FORATOM has welcomed the European Commission’s recent decision to appoint the Joint Research Centre as the group of experts which will assess nuclear under the EU sustainable finance taxonomy. The Commission has made it clear that the assessment should be scientifically rigorous, transparent, balanced and reflect the principle of technology neutrality. This decision shows that the Commission has taken seriously recommendations that nuclear should be assessed by scientific experts. At FORATOM, we will work to ensure that a robust, scientific assessment of nuclear will lead to the inclusion of the EU’s largest source of low-carbon electricity under the sustainable finance initiative.

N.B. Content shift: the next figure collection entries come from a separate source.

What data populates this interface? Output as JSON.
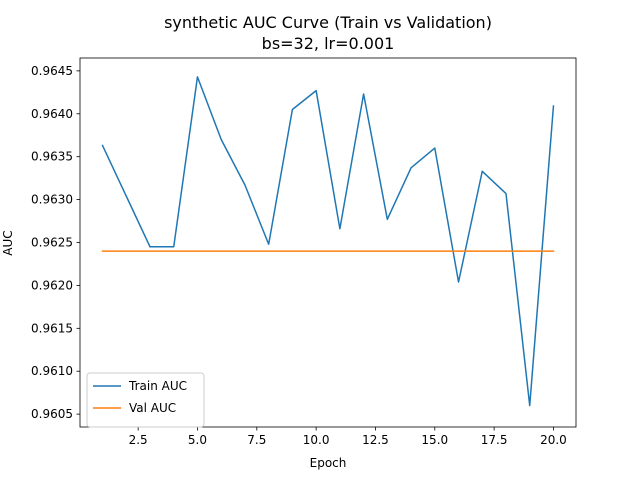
{
  "chart_data": {
    "type": "line",
    "title": "synthetic AUC Curve (Train vs Validation)",
    "subtitle": "bs=32, lr=0.001",
    "xlabel": "Epoch",
    "ylabel": "AUC",
    "xlim": [
      0.05,
      20.95
    ],
    "ylim": [
      0.96035,
      0.96465
    ],
    "xticks": [
      2.5,
      5.0,
      7.5,
      10.0,
      12.5,
      15.0,
      17.5,
      20.0
    ],
    "xtick_labels": [
      "2.5",
      "5.0",
      "7.5",
      "10.0",
      "12.5",
      "15.0",
      "17.5",
      "20.0"
    ],
    "yticks": [
      0.9605,
      0.961,
      0.9615,
      0.962,
      0.9625,
      0.963,
      0.9635,
      0.964,
      0.9645
    ],
    "ytick_labels": [
      "0.9605",
      "0.9610",
      "0.9615",
      "0.9620",
      "0.9625",
      "0.9630",
      "0.9635",
      "0.9640",
      "0.9645"
    ],
    "grid": false,
    "legend_position": "lower-left",
    "x": [
      1,
      2,
      3,
      4,
      5,
      6,
      7,
      8,
      9,
      10,
      11,
      12,
      13,
      14,
      15,
      16,
      17,
      18,
      19,
      20
    ],
    "series": [
      {
        "name": "Train AUC",
        "color": "#1f77b4",
        "values": [
          0.96363,
          0.96304,
          0.96245,
          0.96245,
          0.96443,
          0.9637,
          0.96317,
          0.96248,
          0.96405,
          0.96427,
          0.96266,
          0.96423,
          0.96277,
          0.96337,
          0.9636,
          0.96204,
          0.96333,
          0.96307,
          0.9606,
          0.96409
        ]
      },
      {
        "name": "Val AUC",
        "color": "#ff7f0e",
        "values": [
          0.9624,
          0.9624,
          0.9624,
          0.9624,
          0.9624,
          0.9624,
          0.9624,
          0.9624,
          0.9624,
          0.9624,
          0.9624,
          0.9624,
          0.9624,
          0.9624,
          0.9624,
          0.9624,
          0.9624,
          0.9624,
          0.9624,
          0.9624
        ]
      }
    ]
  }
}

  •  EU Industrial Strategy

FORATOM supports the goal of ensuring Europe’s industry is fit for the ambitions of today and prepared for the realities of tomorrow, as outlined in the Commission’s Industrial Strategy. FORATOM will work on emphasizing that the EU nuclear industry stands ready to help Europe achieve its goals as it can help: (1) maintain the competitiveness of Europe’s industry as energy often accounts for a significant share of manufacturing costs, (2) decarbonise industry and thus contribute towards the 2050 carbon neutrality target, (3) provide industry with the energy it needs when it needs it, (4) help other industries by offering alternative sources of decarbonised energy such as hydrogen and heat (sector coupling).

  • Hydrogen

FORATOM has taken note of the two strategies released in relation to smart sector integration and hydrogen.  FORATOM, as a new member of the European Clean Hydrogen Alliance, will work on ensuring that nuclear energy has a role to play in the context of the hydrogen strategy for a climate-neutral Europe.

These are the most important files which will have an impact on the future energy mix of the European Union, but not the only ones. As the European Union is currently working on a number of files, in which nuclear role should be emphasized, it’s key to keep being active and keep highlighting the pros of nuclear in this context and this is something that FORATOM will focus on in the upcoming months.